9

20.4K 721 5
                                    

Perempuan bertubuh model itu baru saja keluar dari terminal kedatangan Internasional bandara Soekarno-Hatta. Dengan tas tangan merek ternama dunia di tangan kanannya dan sebuah tas koper berukuran sedang di atas trolley, ia berusaha mencari seseorang yang menjemputnya dan yang akan menjadi guide selama ia di Indonesia. Tidak jauh dari tempatnya berdiri sekarang, ia melihat namanya tertulis di sebuah papan yang dipegang seorang laki-laki paruh baya yang masih terlihat segar itu. Langsung saja ia menghampirinya.

"Mr. Harun?"

"Yes I am. Excuse me, are you miss Madison Dubois?" kata laki-laki itu yang kemudian dijawab dengan anggukan Madison. "I'm Harun, your driver and guide while you in Indonesia. Let me carry your bag."

"No, thank you," jawab Madi—sapaan akrabnya—sambil tersenyum.

Tidak sampai disitu, saat mereka ingin beranjak menuju parkiran, beberapa reporter dari televisi swasta dan majalah pun langsung menghampiri Madi yang terlihat lelah setelah penerbangan yang panjang.
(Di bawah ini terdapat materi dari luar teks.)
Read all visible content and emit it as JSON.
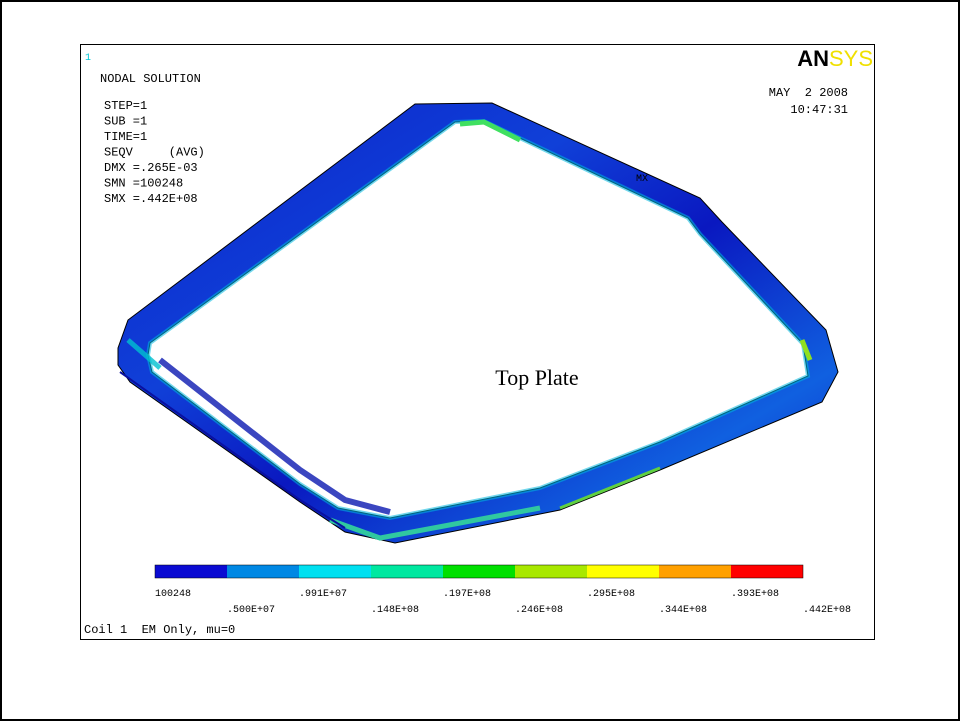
{
  "window_number": "1",
  "header": {
    "title": "NODAL SOLUTION",
    "info": [
      "STEP=1",
      "SUB =1",
      "TIME=1",
      "SEQV     (AVG)",
      "DMX =.265E-03",
      "SMN =100248",
      "SMX =.442E+08"
    ],
    "date": "MAY  2 2008",
    "time": "10:47:31",
    "logo": {
      "dark": "AN",
      "light": "SYS"
    }
  },
  "plot_label": "Top Plate",
  "mx_label": "MX",
  "legend": {
    "labels": [
      "100248",
      ".500E+07",
      ".991E+07",
      ".148E+08",
      ".197E+08",
      ".246E+08",
      ".295E+08",
      ".344E+08",
      ".393E+08",
      ".442E+08"
    ],
    "colors": [
      "#0a0ad2",
      "#0088e4",
      "#00e0f0",
      "#00e8a0",
      "#00e000",
      "#a8e800",
      "#ffff00",
      "#ffa000",
      "#ff0000"
    ]
  },
  "footer": "Coil 1  EM Only, mu=0"
}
"Kalian masih ada waktu sampai sebulan kedepan apabila ingin mengambil gambar atau mewawancarai Madison Dubois. Saat ini ia lelah dan harus segera beristirahat. Permisi," Kata Harun lalu berusaha memberi jalan agar Madi bisa segera menuju mobil.

***

Madison Dubois, seorang model kenamaan Perancis ini baru saja mendarat di Indonesia untuk menjalani serangkaian tugasnya sebagai model. Beberapa pemotretan, fashion show, interview, membintangi beberapa iklan, dan menjadi bintang tamu di beberapa acara televisi swasta adalah agendanya selama ia berada di Indonesia. Madi menjadi terkenal karena beberapa tahun yang lalu foto-fotonya saat berada di prom night sekolahnya menjadi viral. Hingga akhirnya salah satu agensi model kenamaan Perancis tertarik dan akhirnya merekrut Madi hingga ia bisa sukses sampai sekarang.
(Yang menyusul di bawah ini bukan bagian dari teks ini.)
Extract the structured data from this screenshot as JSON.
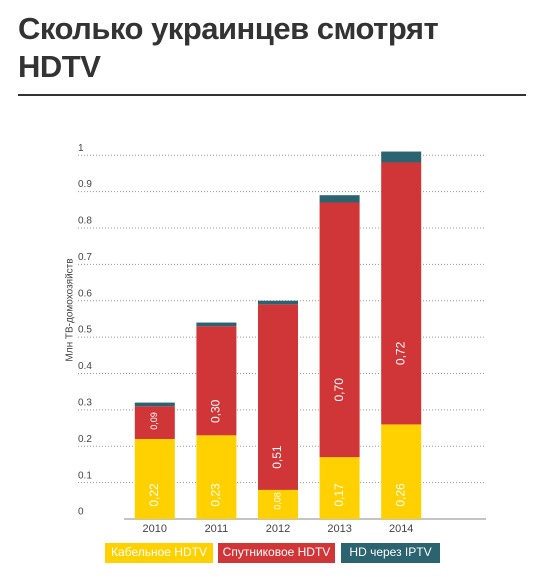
{
  "chart_data": {
    "type": "stacked_bar",
    "title": "Сколько украинцев смотрят HDTV",
    "y_label": "Млн ТВ-домохозяйств",
    "categories": [
      "2010",
      "2011",
      "2012",
      "2013",
      "2014"
    ],
    "series": [
      {
        "name": "Кабельное HDTV",
        "color": "#ffd100",
        "values": [
          0.22,
          0.23,
          0.08,
          0.17,
          0.26
        ],
        "value_labels": [
          "0,22",
          "0,23",
          "0,08",
          "0,17",
          "0,26"
        ]
      },
      {
        "name": "Спутниковое HDTV",
        "color": "#d03537",
        "values": [
          0.09,
          0.3,
          0.51,
          0.7,
          0.72
        ],
        "value_labels": [
          "0,09",
          "0,30",
          "0,51",
          "0,70",
          "0,72"
        ]
      },
      {
        "name": "HD через IPTV",
        "color": "#2b6470",
        "values": [
          0.01,
          0.01,
          0.01,
          0.02,
          0.03
        ]
      }
    ],
    "ylim": [
      0,
      1.05
    ],
    "yticks": [
      0,
      0.1,
      0.2,
      0.3,
      0.4,
      0.5,
      0.6,
      0.7,
      0.8,
      0.9,
      1
    ],
    "grid": true
  }
}
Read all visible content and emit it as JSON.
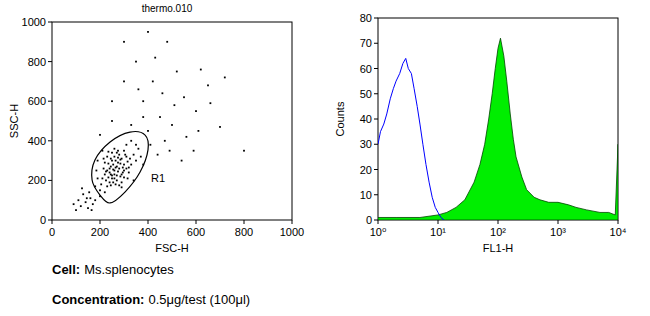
{
  "chart_data": [
    {
      "type": "scatter",
      "title": "thermo.010",
      "x_label": "FSC-H",
      "y_label": "SSC-H",
      "color": "#000000",
      "xlim": [
        0,
        1000
      ],
      "ylim": [
        0,
        1000
      ],
      "xticks": [
        0,
        200,
        400,
        600,
        800,
        1000
      ],
      "yticks": [
        0,
        200,
        400,
        600,
        800,
        1000
      ],
      "x": [
        230,
        245,
        260,
        275,
        250,
        280,
        295,
        265,
        240,
        300,
        220,
        255,
        285,
        310,
        270,
        235,
        290,
        260,
        245,
        275,
        225,
        300,
        315,
        250,
        280,
        230,
        265,
        290,
        240,
        305,
        215,
        255,
        270,
        285,
        320,
        235,
        260,
        295,
        250,
        275,
        210,
        330,
        220,
        300,
        245,
        280,
        315,
        260,
        235,
        290,
        270,
        255,
        240,
        285,
        310,
        265,
        225,
        300,
        275,
        250,
        205,
        325,
        340,
        230,
        290,
        260,
        245,
        320,
        270,
        215,
        200,
        190,
        185,
        350,
        360,
        330,
        210,
        190,
        220,
        340,
        350,
        200,
        180,
        370,
        310,
        140,
        120,
        160,
        110,
        150,
        130,
        170,
        100,
        180,
        125,
        155,
        165,
        90,
        145,
        400,
        450,
        380,
        500,
        420,
        550,
        470,
        600,
        350,
        520,
        650,
        700,
        480,
        400,
        560,
        620,
        720,
        800,
        380,
        440,
        360,
        590,
        510,
        300,
        430,
        660,
        250,
        330,
        460,
        540,
        610,
        300,
        410,
        250,
        200,
        490,
        380
      ],
      "y": [
        250,
        270,
        230,
        290,
        210,
        260,
        240,
        300,
        190,
        280,
        230,
        255,
        220,
        260,
        200,
        285,
        310,
        320,
        230,
        245,
        200,
        215,
        295,
        300,
        330,
        320,
        180,
        190,
        260,
        330,
        260,
        190,
        270,
        285,
        240,
        215,
        250,
        265,
        340,
        350,
        210,
        280,
        290,
        350,
        175,
        175,
        210,
        360,
        345,
        230,
        225,
        280,
        240,
        305,
        320,
        265,
        245,
        250,
        315,
        225,
        180,
        310,
        330,
        170,
        165,
        210,
        310,
        265,
        340,
        310,
        150,
        210,
        250,
        380,
        360,
        400,
        350,
        300,
        140,
        200,
        300,
        120,
        170,
        320,
        380,
        90,
        70,
        110,
        100,
        60,
        130,
        80,
        50,
        100,
        160,
        140,
        50,
        80,
        110,
        450,
        520,
        600,
        480,
        700,
        620,
        400,
        550,
        800,
        750,
        680,
        470,
        900,
        950,
        420,
        760,
        720,
        350,
        520,
        330,
        660,
        350,
        580,
        700,
        820,
        590,
        600,
        480,
        640,
        300,
        450,
        900,
        380,
        500,
        430,
        350,
        280
      ],
      "gate": {
        "label": "R1",
        "x": [
          200,
          167,
          179,
          242,
          325,
          388,
          400,
          367,
          304,
          242
        ],
        "y": [
          126,
          202,
          303,
          394,
          444,
          429,
          354,
          242,
          141,
          86
        ]
      }
    },
    {
      "type": "line",
      "log": "x",
      "x_label": "FL1-H",
      "y_label": "Counts",
      "xlim": [
        1,
        10000
      ],
      "ylim": [
        0,
        80
      ],
      "xticks": [
        {
          "value": 1,
          "label": "10⁰"
        },
        {
          "value": 10,
          "label": "10¹"
        },
        {
          "value": 100,
          "label": "10²"
        },
        {
          "value": 1000,
          "label": "10³"
        },
        {
          "value": 10000,
          "label": "10⁴"
        }
      ],
      "yticks": [
        0,
        10,
        20,
        30,
        40,
        50,
        60,
        70,
        80
      ],
      "series": [
        {
          "type": "area",
          "color": "#00ee00",
          "x": [
            1,
            2,
            5,
            10,
            14,
            20,
            28,
            40,
            50,
            60,
            70,
            80,
            90,
            100,
            110,
            125,
            140,
            160,
            180,
            200,
            250,
            300,
            400,
            500,
            700,
            1000,
            1500,
            2000,
            3000,
            5000,
            7000,
            9000,
            10000
          ],
          "values": [
            1,
            1,
            1,
            2,
            3,
            5,
            8,
            15,
            22,
            30,
            40,
            50,
            60,
            68,
            72,
            65,
            55,
            42,
            32,
            25,
            17,
            12,
            9,
            8,
            7,
            7,
            6,
            5,
            4,
            3,
            3,
            2,
            30
          ]
        },
        {
          "type": "line",
          "color": "#0000ff",
          "x": [
            1,
            1.1,
            1.25,
            1.4,
            1.6,
            1.8,
            2,
            2.3,
            2.6,
            2.9,
            3.2,
            3.6,
            4,
            4.5,
            5,
            5.6,
            6.3,
            7.1,
            8,
            9,
            10,
            11.2,
            12.6
          ],
          "values": [
            30,
            35,
            38,
            42,
            48,
            52,
            55,
            58,
            62,
            64,
            60,
            58,
            52,
            45,
            38,
            30,
            22,
            15,
            9,
            5,
            3,
            1,
            0
          ]
        }
      ]
    }
  ],
  "captions": [
    {
      "label": "Cell:",
      "value": "Ms.splenocytes"
    },
    {
      "label": "Concentration:",
      "value": "0.5μg/test (100μl)"
    }
  ]
}
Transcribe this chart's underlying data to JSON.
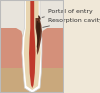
{
  "bg_color": "#f0e8d8",
  "tooth_white_color": "#ffffff",
  "dentin_color": "#e8d5b0",
  "pulp_color": "#c0392b",
  "lesion_color": "#6b3a2a",
  "lesion_dark_color": "#3d1f12",
  "gum_color": "#d4907a",
  "bone_color": "#c9a87c",
  "top_bg_color": "#e8e4dc",
  "label1": "Portal of entry",
  "label2": "Resorption cavity",
  "label_color": "#333333",
  "label_fontsize": 4.5,
  "figsize": [
    1.0,
    0.93
  ],
  "dpi": 100
}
Madi tidak terlalu asing dengan budaya Indonesia, bahkan ia bisa mengerti bahasa Indonesia, namun belum fasih melafalkannya. Hal itu karena semasa ia kuliah, ia berteman dengan salah satu mahasiswi asal Indonesia dan sering mendengarkannya bicara. Madi mulai tertarik karena menurutnya bahasa Indonesia itu unik, dan budaya nya sangat menarik untuk dipelajari.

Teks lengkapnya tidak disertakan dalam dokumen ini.